No reconciliation when gitaly node entirely lost
In the event that a gitaly node in a gitaly cluster dies and loses all its data, Praefect's reconciliation never schedules replication jobs to backfill the gitaly node when it is rebuilt.
The issues seems to be that Praefect just believes that if there's a storage_repositories entry for that gitaly node, then it must be ok; it never verifies files are on disk.

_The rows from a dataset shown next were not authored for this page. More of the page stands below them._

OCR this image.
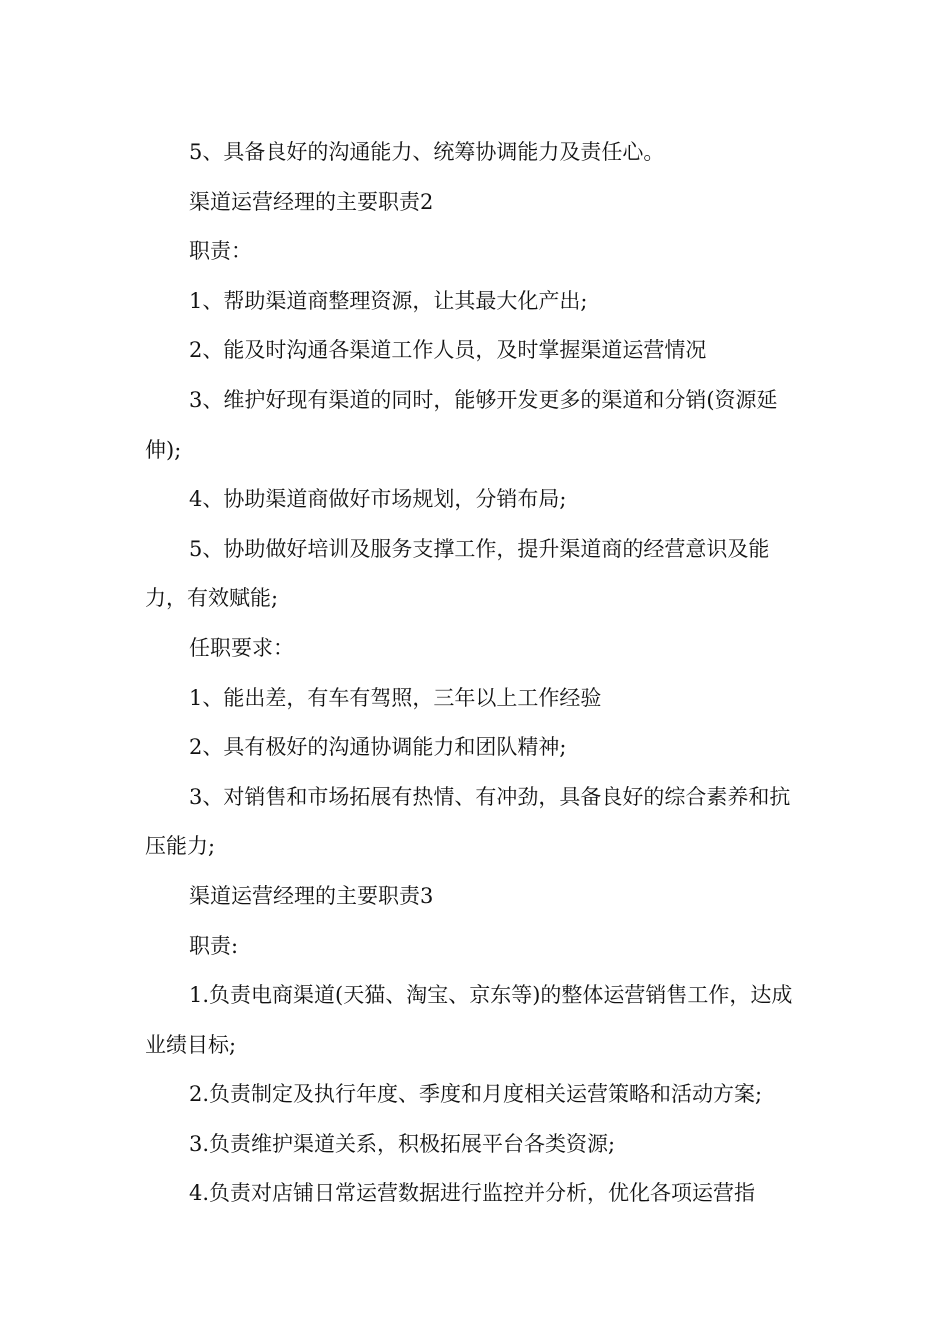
5、具备良好的沟通能力、统筹协调能力及责任心。

渠道运营经理的主要职责2

职责：

1、帮助渠道商整理资源，让其最大化产出;

2、能及时沟通各渠道工作人员，及时掌握渠道运营情况

3、维护好现有渠道的同时，能够开发更多的渠道和分销(资源延伸);

4、协助渠道商做好市场规划，分销布局;

5、协助做好培训及服务支撑工作，提升渠道商的经营意识及能力，有效赋能;

任职要求：

1、能出差，有车有驾照，三年以上工作经验

2、具有极好的沟通协调能力和团队精神;

3、对销售和市场拓展有热情、有冲劲，具备良好的综合素养和抗压能力;

渠道运营经理的主要职责3

职责:

1.负责电商渠道(天猫、淘宝、京东等)的整体运营销售工作，达成业绩目标;

2.负责制定及执行年度、季度和月度相关运营策略和活动方案;

3.负责维护渠道关系，积极拓展平台各类资源;

4.负责对店铺日常运营数据进行监控并分析，优化各项运营指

I'm able to workaround it by deleting all the storage_repositories entries for that gitaly node; Praefect then recognizes the need to schedule replication jobs. Ideally, there would be either a praefect command to reset the state of a gitaly node (ie delete all the storage_repositories entries for it), or reconciliation would make a gitaly call to the node to verify the repo exists and schedule a replication job if not.
To reproduce:
- Setup praefect with 2 gitaly nodes
- Ensure all repos are fully replicated on both nodes
- Simulate failure on one node:
- gitlab-ctl stop gitaly
- mv /var/opt/gitlab/git-data/repositories /var/opt/gitlab/git-data/repositories.old
- mkdir /var/opt/gitlab/git-data/repositories
- chown git:git /var/opt/gitlab/git-data/repositories
- gitlab-ctl start gitaly
- Praefect will fail to repopulate this node